Midas Construction had the lion’s share of the debts after the Midas Group went belly up. Debts of nearly £14m have already gone unpaid after the dissolution of the companies Midas Group Ltd and Mi-Space (UK) Ltd - meaning the entire Midas collapse cost creditors more than £60m.

The Midas Group and subsidiaries Midas Construction, housing division Mi-Space (UK) Ltd, Midas Retail Ltd, Mi-Space Property Services Ltd, Midas Commercial Developments Ltd and Falmouth Developments Ltd, all fell into administration in February 2022. They blamed a toxic cocktail of Covid, inflation, money owed to them but not paid, and cash-flow problems for causing a financial disaster.

Only Midas Construction remains in administration as all the other companies have been dissolved.
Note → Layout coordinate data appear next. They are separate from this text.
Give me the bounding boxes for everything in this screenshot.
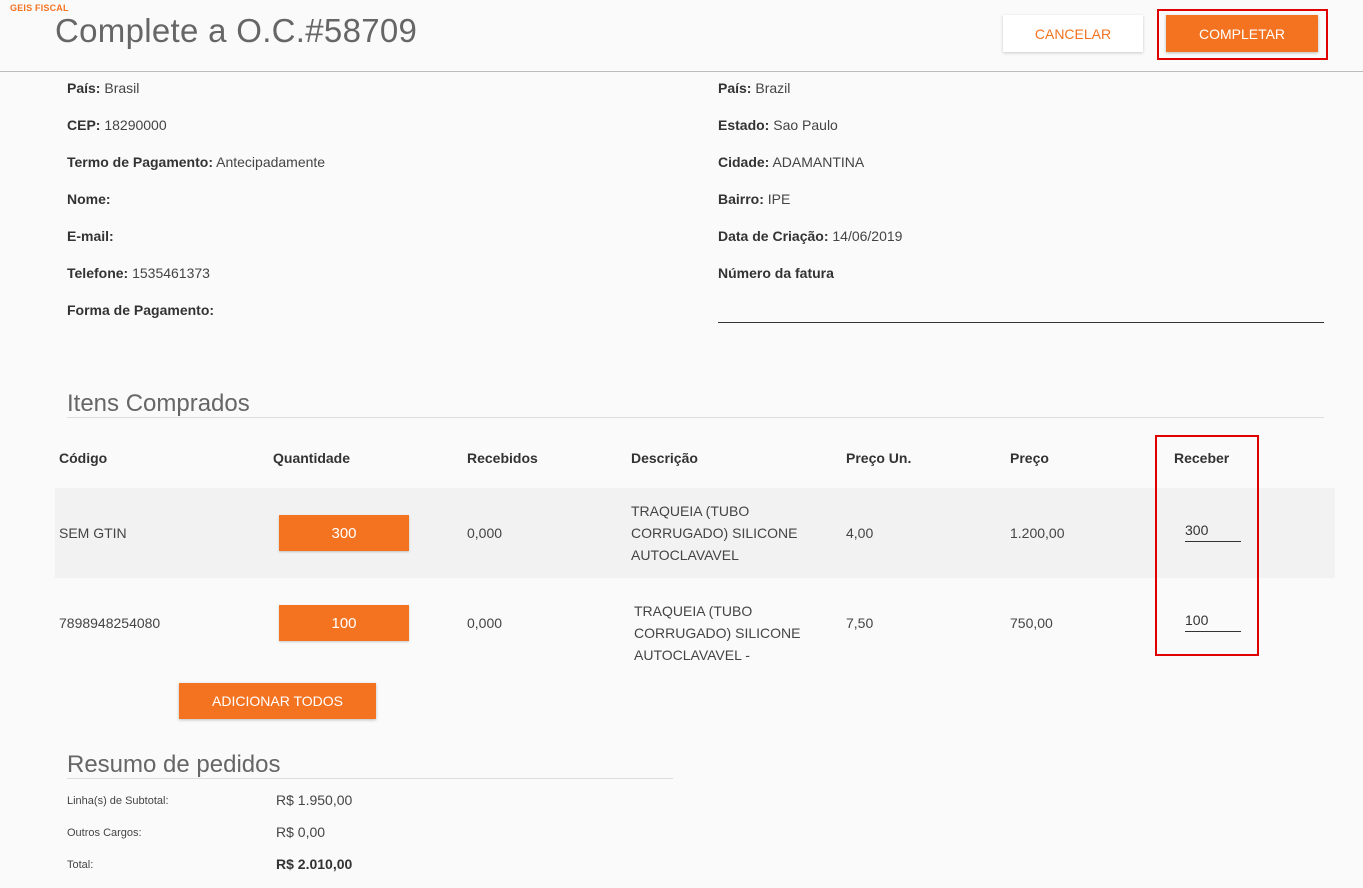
info-value: ADAMANTINA: [772, 154, 865, 170]
info-phone: Telefone: 1535461373: [67, 265, 210, 281]
summary-section-divider: [67, 778, 673, 779]
items-section-title: Itens Comprados: [67, 390, 250, 417]
receive-quantity-input[interactable]: [1185, 609, 1241, 632]
receive-quantity-input[interactable]: [1185, 519, 1241, 542]
info-payment-method: Forma de Pagamento:: [67, 302, 214, 318]
info-label: Cidade:: [718, 154, 770, 170]
total-value: R$ 2.010,00: [276, 856, 353, 872]
info-district: Bairro: IPE: [718, 191, 790, 207]
info-city: Cidade: ADAMANTINA: [718, 154, 864, 170]
header-divider: [0, 71, 1363, 72]
info-payment-term: Termo de Pagamento: Antecipadamente: [67, 154, 325, 170]
subtotal-value: R$ 1.950,00: [276, 792, 353, 808]
info-country: País: Brasil: [67, 80, 139, 96]
row-unit-price: 7,50: [846, 615, 874, 631]
info-value: IPE: [767, 191, 791, 207]
column-header-description: Descrição: [631, 450, 698, 466]
info-label: Telefone:: [67, 265, 129, 281]
row-code: SEM GTIN: [59, 525, 127, 541]
other-charges-label: Outros Cargos:: [67, 827, 142, 839]
invoice-number-input[interactable]: [718, 322, 1324, 323]
row-received: 0,000: [467, 615, 503, 631]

One secured creditor, Lloyds Bank Plc, has , however, been paid in full because its debt was guaranteed across all companies in the Midas Group by fixed and floating charges.

Administrators were able to raise more than £800,000 by selling Midas offices in Newton Abbot and Newport for £992,000 and £984,000, respectively, and some development land for £150,000, so Lloyds Bank could be paid.

Midas was headquartered in Exeter but had offices in Plymouth, Bristol, Indian Queens, Newton Abbot, Newport and Southampton. It worked for the private and public sectors and employed 253 people.

Just before its collapse, Midas had been ranked as the ninth largest private sector firm in the South West, by the Western Morning News Annual Business Guide 2022, with a reported turnover of £291,267,008. But it had announced a £2m loss in 2021 - its first deficit in 40 years of trading.

Its collapse left construction projects unfinished and creditors in Plymouth, Devon and Cornwall owed money. The fall of Midas was blamed for contributing to the liquidation of Plymouth- and Cornwall-based construction firm DNS (South West) Ltd, which is expected to leave creditors short of more than £1m.